Direkt, frech, ehrlich, jung

Das passt: Während der Hype um das Eidgenössische Schwing- und Älplerfest im Glarnerland auf seinen Höhepunkt zusteuert, huldigt einer der erfolgreichsten Ostschweizer Influencer Glarner Gaumenfreuden. Der Glarner Koch – oder eher: Food-Creator – Noah Bachofen zeigt, wie man das Glarner Landsgemeinde-Menü Kalberwurst mit Herdöpfelstock, Zwiebelsauce und eingelegten Dörrzwetschgen «richtig macht».
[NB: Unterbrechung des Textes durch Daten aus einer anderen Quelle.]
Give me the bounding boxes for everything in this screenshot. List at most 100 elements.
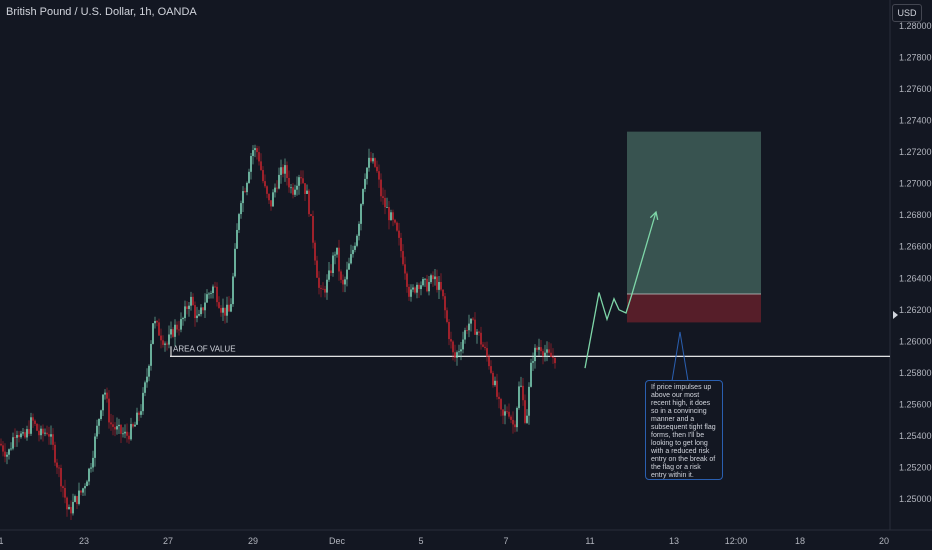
candle-body [320,287,322,289]
candle-body [362,189,364,205]
candle-body [40,428,42,436]
candle-body [494,380,496,386]
candle-body [510,416,512,420]
candle-body [262,170,264,182]
candle-body [216,286,218,303]
candle-body [532,361,534,363]
candle-body [80,490,82,493]
candle-body [364,178,366,190]
candle-body [38,430,40,436]
candle-body [52,434,54,445]
candle-body [296,185,298,190]
candle-body [116,426,118,430]
candle-body [416,284,418,293]
candle-body [554,357,556,364]
candle-body [304,183,306,194]
stop-zone[interactable] [627,294,761,323]
candle-body [490,366,492,373]
candle-body [274,187,276,193]
candle-body [356,235,358,246]
candle-body [280,167,282,175]
candle-body [432,275,434,280]
y-tick-label: 1.27600 [899,84,932,94]
candle-body [68,507,70,510]
candle-body [16,435,18,438]
candle-body [172,329,174,337]
candle-body [398,230,400,238]
candle-body [298,177,300,186]
candle-body [130,424,132,440]
y-tick-label: 1.26800 [899,210,932,220]
candle-body [456,352,458,358]
candle-body [168,334,170,345]
candle-body [366,167,368,179]
candle-body [334,254,336,256]
candle-body [448,321,450,340]
y-tick-label: 1.25000 [899,494,932,504]
candle-body [10,448,12,450]
candle-body [476,331,478,335]
candle-body [12,437,14,449]
candle-body [528,386,530,416]
x-tick-label: 18 [795,536,805,546]
candle-body [438,282,440,290]
candle-body [92,457,94,468]
candle-body [126,431,128,436]
candle-body [342,279,344,285]
candle-body [312,216,314,243]
candle-body [430,275,432,283]
currency-button[interactable]: USD [892,4,922,22]
candle-body [78,490,80,504]
area-of-value-label: AREA OF VALUE [173,344,236,353]
candle-body [316,260,318,278]
candle-body [240,203,242,215]
candle-body [496,380,498,397]
candle-body [394,219,396,223]
candle-body [90,467,92,469]
x-tick-label: 7 [503,536,508,546]
candle-body [324,288,326,293]
y-tick-label: 1.28000 [899,21,932,31]
candle-body [20,433,22,438]
candle-body [350,254,352,264]
candle-body [392,212,394,220]
candle-body [302,178,304,184]
y-tick-label: 1.26400 [899,273,932,283]
candle-body [62,486,64,489]
candle-body [142,392,144,412]
x-tick-label: 29 [248,536,258,546]
candle-body [328,270,330,280]
candle-body [288,177,290,188]
candle-body [58,467,60,469]
candle-body [352,249,354,255]
target-zone[interactable] [627,131,761,295]
candle-body [98,419,100,426]
candle-body [222,307,224,313]
candle-body [174,324,176,337]
candle-body [148,365,150,377]
candle-body [88,468,90,482]
candle-body [190,296,192,306]
candle-body [156,321,158,323]
candle-body [442,289,444,297]
candle-body [400,237,402,252]
candle-body [410,289,412,297]
candle-body [66,497,68,510]
candle-body [534,347,536,362]
candle-body [514,424,516,428]
candle-body [542,351,544,357]
projection-path[interactable] [584,211,657,369]
candle-body [540,347,542,352]
price-marker-icon [893,311,898,319]
candle-body [220,307,222,313]
candles [0,144,556,520]
candle-body [480,332,482,345]
candle-body [422,279,424,286]
candle-body [140,411,142,415]
candle-body [408,286,410,297]
candle-body [96,425,98,437]
candle-body [44,432,46,434]
candle-body [474,319,476,335]
candle-body [520,385,522,387]
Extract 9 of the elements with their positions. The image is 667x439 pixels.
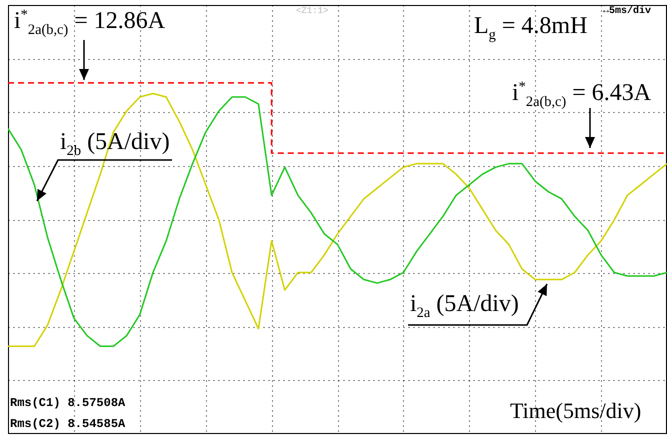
annotation: i$^{*}$$_{2a(b,c)}$ = 6.43A [512, 79, 652, 110]
annotation: Rms(C1) 8.57508A [10, 396, 126, 410]
annotation: i$_{2a}$ (5A/div) [410, 291, 519, 321]
text: L$_{g}$ = 4.8mH [474, 13, 588, 43]
annotation: Rms(C2) 8.54585A [10, 417, 126, 431]
text: i$^{*}$$_{2a(b,c)}$ = 12.86A [14, 7, 166, 38]
text: ↔5ms/div [603, 6, 652, 17]
text: <Z1:1> [296, 6, 328, 16]
annotation: Time(5ms/div) [510, 398, 642, 423]
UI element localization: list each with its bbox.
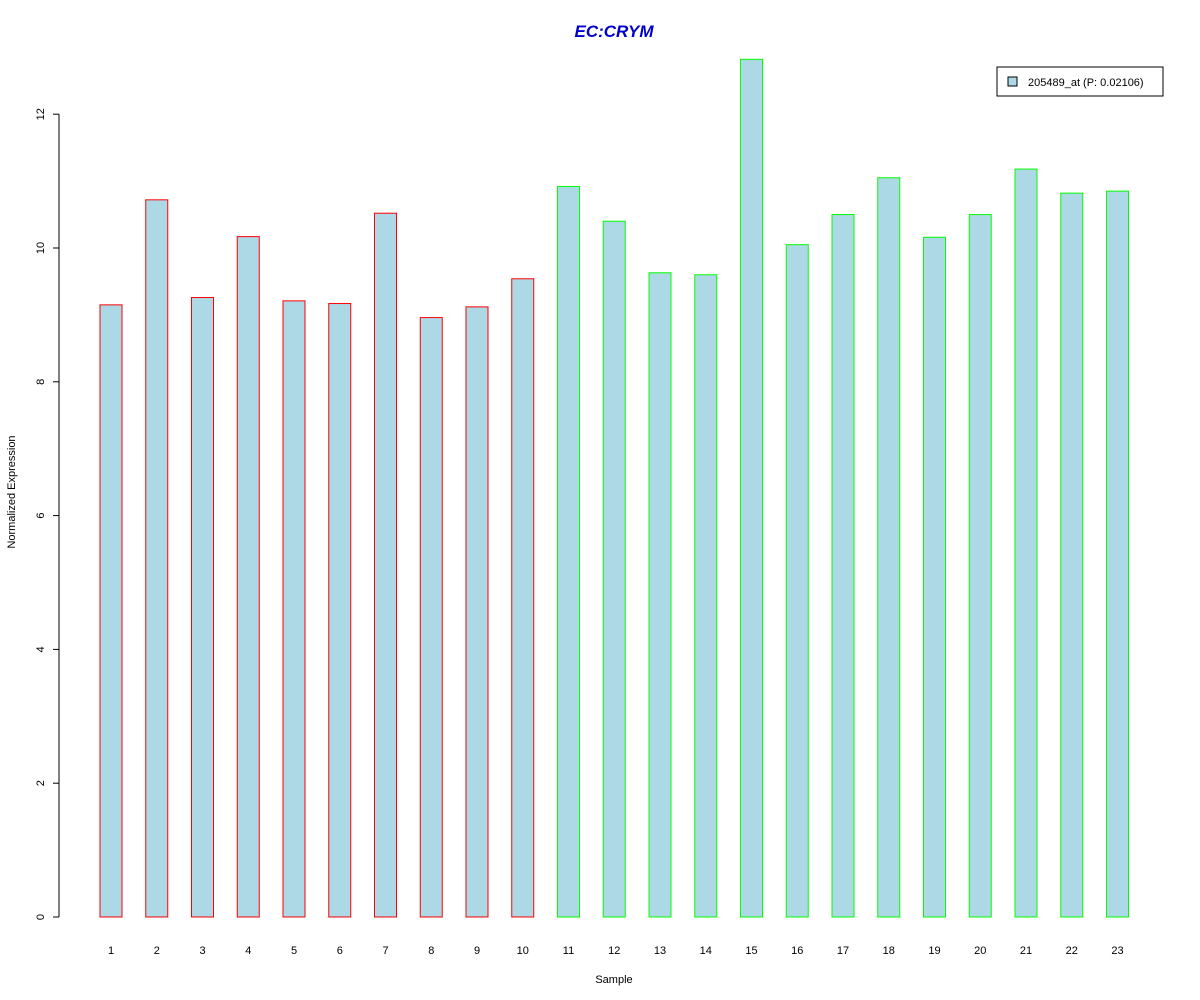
bar-sample-12 (602, 220, 626, 918)
x-tick-label: 1 (108, 945, 114, 957)
bar-sample-8 (419, 317, 443, 918)
bar-sample-23 (1106, 190, 1129, 918)
bars (99, 58, 1129, 918)
bar-sample-14 (694, 274, 718, 918)
x-tick-label: 15 (745, 945, 757, 957)
x-tick-label: 14 (700, 945, 712, 957)
x-axis-tick-labels: 1 2 3 4 5 6 7 8 9 10 11 12 13 14 15 16 17 18 19 20 21 22 23 (108, 945, 1124, 957)
x-tick-label: 3 (199, 945, 205, 957)
x-tick-label: 5 (291, 945, 297, 957)
x-tick-label: 16 (791, 945, 803, 957)
x-tick-label: 22 (1066, 945, 1078, 957)
bar-sample-10 (511, 278, 535, 918)
bar-sample-6 (328, 303, 352, 918)
legend-label: 205489_at (P: 0.02106) (1028, 77, 1144, 89)
bar-sample-2 (145, 199, 169, 918)
bar-sample-17 (831, 214, 855, 918)
x-tick-label: 17 (837, 945, 849, 957)
x-tick-label: 9 (474, 945, 480, 957)
y-tick-label: 10 (35, 242, 47, 254)
x-tick-label: 20 (974, 945, 986, 957)
x-tick-label: 23 (1111, 945, 1123, 957)
x-tick-label: 21 (1020, 945, 1032, 957)
bar-sample-22 (1060, 192, 1084, 918)
bar-sample-11 (557, 185, 580, 918)
y-axis: 0 2 4 6 8 10 12 (35, 108, 60, 920)
legend: 205489_at (P: 0.02106) (996, 66, 1164, 97)
bar-sample-19 (923, 236, 946, 918)
x-tick-label: 7 (382, 945, 388, 957)
bar-sample-1 (99, 304, 123, 918)
x-tick-label: 2 (154, 945, 160, 957)
bar-sample-9 (465, 306, 489, 918)
x-tick-label: 10 (517, 945, 529, 957)
bar-sample-15 (740, 58, 763, 918)
x-axis-label: Sample (595, 974, 632, 986)
bar-sample-7 (374, 212, 397, 918)
x-tick-label: 8 (428, 945, 434, 957)
bar-sample-3 (191, 297, 214, 918)
x-tick-label: 13 (654, 945, 666, 957)
y-tick-label: 4 (35, 646, 47, 652)
bar-sample-5 (282, 300, 306, 918)
y-tick-label: 0 (35, 914, 47, 920)
bar-sample-16 (785, 244, 809, 918)
legend-box (996, 66, 1164, 97)
bar-sample-21 (1014, 168, 1038, 918)
legend-swatch (1007, 76, 1018, 87)
y-axis-label: Normalized Expression (6, 435, 18, 548)
bar-sample-18 (877, 177, 901, 918)
chart-title: EC:CRYM (574, 22, 654, 41)
x-tick-label: 6 (337, 945, 343, 957)
x-tick-label: 12 (608, 945, 620, 957)
x-tick-label: 11 (563, 945, 574, 957)
x-tick-label: 4 (245, 945, 251, 957)
bar-sample-4 (236, 236, 260, 918)
y-tick-label: 12 (35, 108, 47, 120)
bar-sample-13 (648, 272, 672, 918)
y-tick-label: 8 (35, 379, 47, 385)
x-tick-label: 18 (883, 945, 895, 957)
y-tick-label: 2 (35, 780, 47, 786)
y-tick-label: 6 (35, 513, 47, 519)
bar-sample-20 (968, 214, 992, 918)
x-tick-label: 19 (928, 945, 940, 957)
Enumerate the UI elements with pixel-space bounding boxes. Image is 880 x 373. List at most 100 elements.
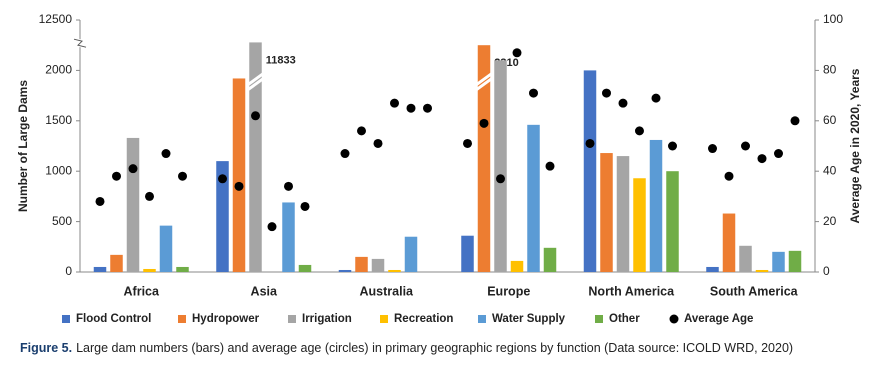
data-label: 11833 [266, 54, 296, 66]
age-point [340, 149, 350, 159]
bar [510, 260, 524, 272]
legend-label: Other [609, 313, 640, 325]
age-point [284, 181, 293, 191]
age-point [178, 171, 187, 181]
bar [404, 236, 418, 272]
age-point [267, 222, 277, 232]
bar [649, 139, 663, 272]
y2-tick-label: 100 [823, 12, 843, 26]
bar [772, 251, 785, 272]
bar [176, 266, 189, 272]
bar [666, 171, 679, 272]
bar [338, 269, 352, 272]
legend-marker [478, 315, 486, 323]
bar [616, 156, 630, 272]
legend-label: Recreation [394, 313, 453, 325]
age-point [145, 191, 154, 201]
age-point [251, 111, 260, 121]
bar [298, 264, 312, 272]
x-tick-label: Asia [251, 284, 278, 298]
age-point [373, 138, 383, 148]
bar [755, 269, 769, 272]
y2-tick-label: 60 [823, 113, 837, 127]
bar [600, 153, 613, 272]
age-point [741, 141, 750, 151]
age-point [300, 201, 310, 211]
age-point [724, 171, 734, 181]
bar [143, 268, 156, 272]
y-tick-label: 500 [52, 214, 72, 228]
legend-marker [380, 315, 388, 323]
bar [494, 60, 507, 272]
y2-tick-label: 40 [823, 163, 837, 177]
bar [461, 235, 474, 272]
bar [126, 137, 140, 272]
legend-label: Hydropower [192, 313, 260, 325]
age-point [651, 93, 661, 103]
y-axis-title: Number of Large Dams [16, 80, 30, 212]
legend-marker [669, 314, 679, 324]
bar [282, 202, 295, 272]
y-tick-label: 2000 [45, 63, 72, 77]
y2-tick-label: 0 [823, 264, 830, 278]
bar [739, 245, 752, 272]
bar [706, 266, 719, 272]
legend-label: Irrigation [302, 313, 352, 325]
age-point [95, 196, 105, 206]
bar [527, 124, 540, 272]
bar [159, 225, 173, 272]
age-point [790, 116, 800, 126]
bar [633, 178, 646, 272]
x-tick-label: North America [588, 284, 675, 298]
caption-label: Figure 5. [20, 341, 72, 355]
y-tick-label: 0 [65, 264, 72, 278]
bar [232, 78, 246, 273]
age-point [390, 98, 399, 108]
bar-break [474, 72, 494, 92]
x-tick-label: Australia [360, 284, 415, 298]
age-point [668, 141, 677, 151]
age-point [635, 126, 644, 136]
caption-text: Large dam numbers (bars) and average age… [76, 341, 793, 355]
bar [249, 42, 262, 273]
age-point [585, 138, 595, 148]
age-point [357, 126, 366, 136]
x-tick-label: South America [710, 284, 799, 298]
age-point [618, 98, 628, 108]
legend-marker [288, 315, 296, 323]
bar [543, 247, 557, 272]
axis-break [73, 38, 87, 48]
y-tick-label: 12500 [39, 12, 73, 26]
age-point [496, 174, 505, 184]
legend-label: Average Age [684, 313, 753, 325]
bar [477, 45, 491, 273]
age-point [757, 154, 767, 164]
legend-marker [178, 315, 186, 323]
legend-marker [595, 315, 603, 323]
age-point [463, 138, 472, 148]
y2-axis-title: Average Age in 2020, Years [848, 68, 862, 223]
legend-marker [62, 315, 70, 323]
age-point [234, 181, 244, 191]
bar [371, 258, 385, 272]
caption: Figure 5. Large dam numbers (bars) and av… [20, 341, 793, 355]
bar [93, 266, 107, 272]
legend-label: Water Supply [492, 313, 566, 325]
age-point [423, 103, 432, 113]
bar [388, 269, 401, 272]
age-point [479, 118, 489, 128]
age-point [128, 164, 138, 174]
y-tick-label: 1500 [45, 113, 72, 127]
bar [355, 256, 368, 272]
x-tick-label: Europe [487, 284, 530, 298]
legend-label: Flood Control [76, 313, 151, 325]
y2-tick-label: 80 [823, 63, 837, 77]
age-point [545, 161, 555, 171]
age-point [112, 171, 121, 181]
bar [110, 254, 123, 272]
y2-tick-label: 20 [823, 214, 837, 228]
bar [583, 70, 597, 273]
bar-break [246, 72, 265, 92]
bar [216, 161, 229, 272]
age-point [529, 88, 538, 98]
Genau 79 Sekunden dauert das Video auf Instagram, die einzelnen Schritte sind ein rasanter Zusammenschnitt mehrerer Sequenzen, Protagonist Bachofen doppelt seine eigenen Erläuterungen mit Ergänzungen aus dem Off, was das Gefühl von Tempo noch verstärkt. Dennoch wird die Zubereitung verständlich erklärt, und es bleibt auch noch Zeit für den Hinweis, dass das Rezept für eine vegetarische Variante des Gerichts in Noah Bachofens Kochbuch «Wäärli guät» nachzulesen ist.
Kochen macht Freude
Seine Leidenschaft fürs Kochen hat der heutige Influencer schon früh entdeckt, «mit zwölf Jahren oder vielleicht noch jünger habe ich zu Hause für meine Familie gekocht», erinnert sich Noah Bachofen. Später habe er mit einem Kollegen angefangen, für die Nachbarschaft zu backen. «Dabei habe ich gemerkt, wie viel Freude mir das macht, und mich dann für die Kochausbildung entschieden.»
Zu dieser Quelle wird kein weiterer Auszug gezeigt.